Ma Gaochao, 60, reportedly lost 12 million yuan in a real estate financing scheme before venting his frustration by steering into the secondary school students at a campus gate. A 16-year-old girl died, and 11 students were injured, two of them seriously.

Ma fled but after being caught told police he had "intentionally" mowed down children to focus a public spotlight on the developer that drained his bank account, police officer Huang Shaofan told Caixin.

...Ma's request was more than well-received. In fact, in addition to probing Daxin, city authorities said that as of April they had launched 100 investigations into allegedly illegal fundraising involving tens of billions of yuan.
More than 100 investigations were launched in April, but the illegal fundraising market collapsed more than a year ago.

Nanyang was covered in depth in March of last year. Housing and Illegal Fundraising Schemes Collapse Across Henan Province
A team leader with the Public Security Bureau's illegal fundraising task force in Nanyang said, "This is only the beginning, I expect next year will be even more serious."

...A 40 year-old investor Li said he invested ¥2,490,000 with Nanyang Moyu Development. Since August, he's been unable to get his money. Everyday he does two things: demand repayment with other investors and fight with his wife. 38 year-old investor Song invested ¥1,700,000 with Moyu and said he quickly realized after investing that he had been duped. Investor Fang took his life savings and the savings of his family. He invested ¥1,000,000, hiding the fact even from his son, and now finds his money is stuck. The three stories are a sample of the more than 3000 investors who are victims of the latest real estate collapse in China.
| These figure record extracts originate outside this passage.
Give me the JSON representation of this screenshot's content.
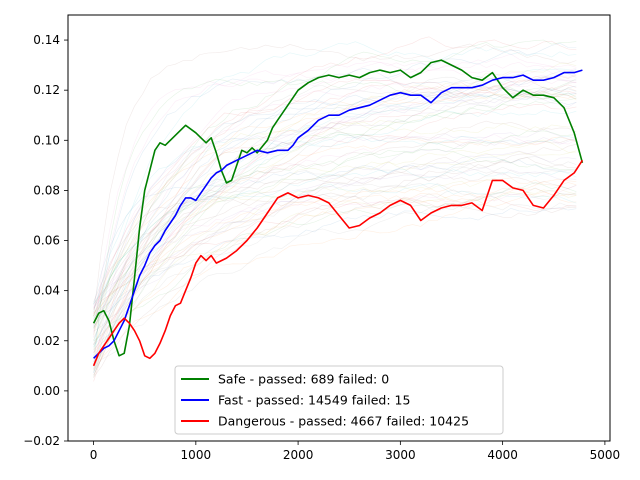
{
  "chart_data": {
    "type": "line",
    "title": "",
    "xlabel": "",
    "ylabel": "",
    "xlim": [
      -250,
      5050
    ],
    "ylim": [
      -0.02,
      0.15
    ],
    "x_ticks": [
      0,
      1000,
      2000,
      3000,
      4000,
      5000
    ],
    "x_tick_labels": [
      "0",
      "1000",
      "2000",
      "3000",
      "4000",
      "5000"
    ],
    "y_ticks": [
      -0.02,
      0.0,
      0.02,
      0.04,
      0.06,
      0.08,
      0.1,
      0.12,
      0.14
    ],
    "y_tick_labels": [
      "−0.02",
      "0.00",
      "0.02",
      "0.04",
      "0.06",
      "0.08",
      "0.10",
      "0.12",
      "0.14"
    ],
    "grid": false,
    "legend_position": "lower-center",
    "background_traces": "faint multicolored thin lines behind the series, spanning roughly 0.00 to 0.14",
    "series": [
      {
        "name": "Safe - passed: 689 failed: 0",
        "color": "#008000",
        "points": [
          [
            0,
            0.027
          ],
          [
            50,
            0.031
          ],
          [
            100,
            0.032
          ],
          [
            150,
            0.028
          ],
          [
            200,
            0.02
          ],
          [
            250,
            0.014
          ],
          [
            300,
            0.015
          ],
          [
            350,
            0.026
          ],
          [
            400,
            0.045
          ],
          [
            450,
            0.065
          ],
          [
            500,
            0.08
          ],
          [
            550,
            0.088
          ],
          [
            600,
            0.096
          ],
          [
            650,
            0.099
          ],
          [
            700,
            0.098
          ],
          [
            800,
            0.102
          ],
          [
            900,
            0.106
          ],
          [
            1000,
            0.103
          ],
          [
            1050,
            0.101
          ],
          [
            1100,
            0.099
          ],
          [
            1150,
            0.101
          ],
          [
            1200,
            0.095
          ],
          [
            1250,
            0.088
          ],
          [
            1300,
            0.083
          ],
          [
            1350,
            0.084
          ],
          [
            1400,
            0.09
          ],
          [
            1450,
            0.096
          ],
          [
            1500,
            0.095
          ],
          [
            1550,
            0.097
          ],
          [
            1600,
            0.095
          ],
          [
            1700,
            0.1
          ],
          [
            1750,
            0.105
          ],
          [
            1800,
            0.108
          ],
          [
            1900,
            0.114
          ],
          [
            2000,
            0.12
          ],
          [
            2100,
            0.123
          ],
          [
            2200,
            0.125
          ],
          [
            2300,
            0.126
          ],
          [
            2400,
            0.125
          ],
          [
            2500,
            0.126
          ],
          [
            2600,
            0.125
          ],
          [
            2700,
            0.127
          ],
          [
            2800,
            0.128
          ],
          [
            2900,
            0.127
          ],
          [
            3000,
            0.128
          ],
          [
            3100,
            0.125
          ],
          [
            3200,
            0.127
          ],
          [
            3300,
            0.131
          ],
          [
            3400,
            0.132
          ],
          [
            3500,
            0.13
          ],
          [
            3600,
            0.128
          ],
          [
            3700,
            0.125
          ],
          [
            3800,
            0.124
          ],
          [
            3900,
            0.127
          ],
          [
            4000,
            0.121
          ],
          [
            4100,
            0.117
          ],
          [
            4200,
            0.12
          ],
          [
            4300,
            0.118
          ],
          [
            4400,
            0.118
          ],
          [
            4500,
            0.117
          ],
          [
            4600,
            0.113
          ],
          [
            4700,
            0.103
          ],
          [
            4780,
            0.091
          ]
        ]
      },
      {
        "name": "Fast - passed: 14549 failed: 15",
        "color": "#0000ff",
        "points": [
          [
            0,
            0.013
          ],
          [
            50,
            0.015
          ],
          [
            100,
            0.017
          ],
          [
            150,
            0.018
          ],
          [
            200,
            0.02
          ],
          [
            300,
            0.028
          ],
          [
            350,
            0.034
          ],
          [
            400,
            0.04
          ],
          [
            450,
            0.046
          ],
          [
            500,
            0.05
          ],
          [
            550,
            0.055
          ],
          [
            600,
            0.058
          ],
          [
            650,
            0.06
          ],
          [
            700,
            0.064
          ],
          [
            750,
            0.067
          ],
          [
            800,
            0.07
          ],
          [
            850,
            0.074
          ],
          [
            900,
            0.077
          ],
          [
            950,
            0.077
          ],
          [
            1000,
            0.076
          ],
          [
            1050,
            0.079
          ],
          [
            1100,
            0.082
          ],
          [
            1150,
            0.085
          ],
          [
            1200,
            0.087
          ],
          [
            1250,
            0.088
          ],
          [
            1300,
            0.09
          ],
          [
            1400,
            0.092
          ],
          [
            1500,
            0.094
          ],
          [
            1600,
            0.096
          ],
          [
            1700,
            0.095
          ],
          [
            1800,
            0.096
          ],
          [
            1900,
            0.096
          ],
          [
            1950,
            0.098
          ],
          [
            2000,
            0.101
          ],
          [
            2100,
            0.104
          ],
          [
            2200,
            0.108
          ],
          [
            2300,
            0.11
          ],
          [
            2400,
            0.11
          ],
          [
            2500,
            0.112
          ],
          [
            2600,
            0.113
          ],
          [
            2700,
            0.114
          ],
          [
            2800,
            0.116
          ],
          [
            2900,
            0.118
          ],
          [
            3000,
            0.119
          ],
          [
            3100,
            0.118
          ],
          [
            3200,
            0.118
          ],
          [
            3300,
            0.115
          ],
          [
            3400,
            0.119
          ],
          [
            3500,
            0.121
          ],
          [
            3600,
            0.121
          ],
          [
            3700,
            0.121
          ],
          [
            3800,
            0.122
          ],
          [
            3900,
            0.124
          ],
          [
            4000,
            0.125
          ],
          [
            4100,
            0.125
          ],
          [
            4200,
            0.126
          ],
          [
            4300,
            0.124
          ],
          [
            4400,
            0.124
          ],
          [
            4500,
            0.125
          ],
          [
            4600,
            0.127
          ],
          [
            4700,
            0.127
          ],
          [
            4780,
            0.128
          ]
        ]
      },
      {
        "name": "Dangerous - passed: 4667 failed: 10425",
        "color": "#ff0000",
        "points": [
          [
            0,
            0.01
          ],
          [
            50,
            0.015
          ],
          [
            100,
            0.018
          ],
          [
            150,
            0.021
          ],
          [
            200,
            0.024
          ],
          [
            250,
            0.027
          ],
          [
            300,
            0.029
          ],
          [
            350,
            0.027
          ],
          [
            400,
            0.024
          ],
          [
            450,
            0.02
          ],
          [
            500,
            0.014
          ],
          [
            550,
            0.013
          ],
          [
            600,
            0.015
          ],
          [
            650,
            0.019
          ],
          [
            700,
            0.024
          ],
          [
            750,
            0.03
          ],
          [
            800,
            0.034
          ],
          [
            850,
            0.035
          ],
          [
            900,
            0.04
          ],
          [
            950,
            0.045
          ],
          [
            1000,
            0.051
          ],
          [
            1050,
            0.054
          ],
          [
            1100,
            0.052
          ],
          [
            1150,
            0.054
          ],
          [
            1200,
            0.051
          ],
          [
            1300,
            0.053
          ],
          [
            1400,
            0.056
          ],
          [
            1500,
            0.06
          ],
          [
            1600,
            0.065
          ],
          [
            1700,
            0.071
          ],
          [
            1800,
            0.077
          ],
          [
            1900,
            0.079
          ],
          [
            2000,
            0.077
          ],
          [
            2100,
            0.078
          ],
          [
            2200,
            0.077
          ],
          [
            2300,
            0.075
          ],
          [
            2400,
            0.07
          ],
          [
            2500,
            0.065
          ],
          [
            2600,
            0.066
          ],
          [
            2700,
            0.069
          ],
          [
            2800,
            0.071
          ],
          [
            2900,
            0.074
          ],
          [
            3000,
            0.076
          ],
          [
            3100,
            0.074
          ],
          [
            3200,
            0.068
          ],
          [
            3300,
            0.071
          ],
          [
            3400,
            0.073
          ],
          [
            3500,
            0.074
          ],
          [
            3600,
            0.074
          ],
          [
            3700,
            0.075
          ],
          [
            3800,
            0.072
          ],
          [
            3900,
            0.084
          ],
          [
            4000,
            0.084
          ],
          [
            4100,
            0.081
          ],
          [
            4200,
            0.08
          ],
          [
            4300,
            0.074
          ],
          [
            4400,
            0.073
          ],
          [
            4500,
            0.078
          ],
          [
            4600,
            0.084
          ],
          [
            4700,
            0.087
          ],
          [
            4780,
            0.092
          ]
        ]
      }
    ]
  }
}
Around Spring Festival, Moyu, Daxin and Yilin, three investment companies, went broke one after the other. All told more than 10,000 investors are estimated to have lost upwards of ¥1 billion in a still unfolding collapse that has crushed their dreams of striking it rich.
Government officials were supposedly on the ball, having themselves lost money:
The real estate market and private lending market collapsed in Nanyang, Henan. Since August of last year, the market has been in trouble, but in recent months, illegal fundraisers have gone down like a series of dominoes. One investor who lost his money said he estimates half the city participated in various fundraising schemes. One government official said many investors have already died, either by suicide or out of despair, and many government officials have also lost their money
Officials knew all about this problem last year, yet a year later, Mr. Ma drives his car into a group of schoolchildren because he doesn't think the government cares. In April hundreds of investigations are underway.

This is part of an emerging pattern in 2016: old bankruptcy risk and outright default cases are reappearing because they were never solved. Coal mines and steel mills were given loans and subsidies to prop up the local economy. Many local real estate developers used illegal financing and/or high risk financing, with losses concentrated in the local economy. People lose their savings, home values collapse, land sales halt, and GDP plummets if developers stop building, so the solution was whatever keeps the building going. Now in 2016, years of extend and pretend is starting to fray.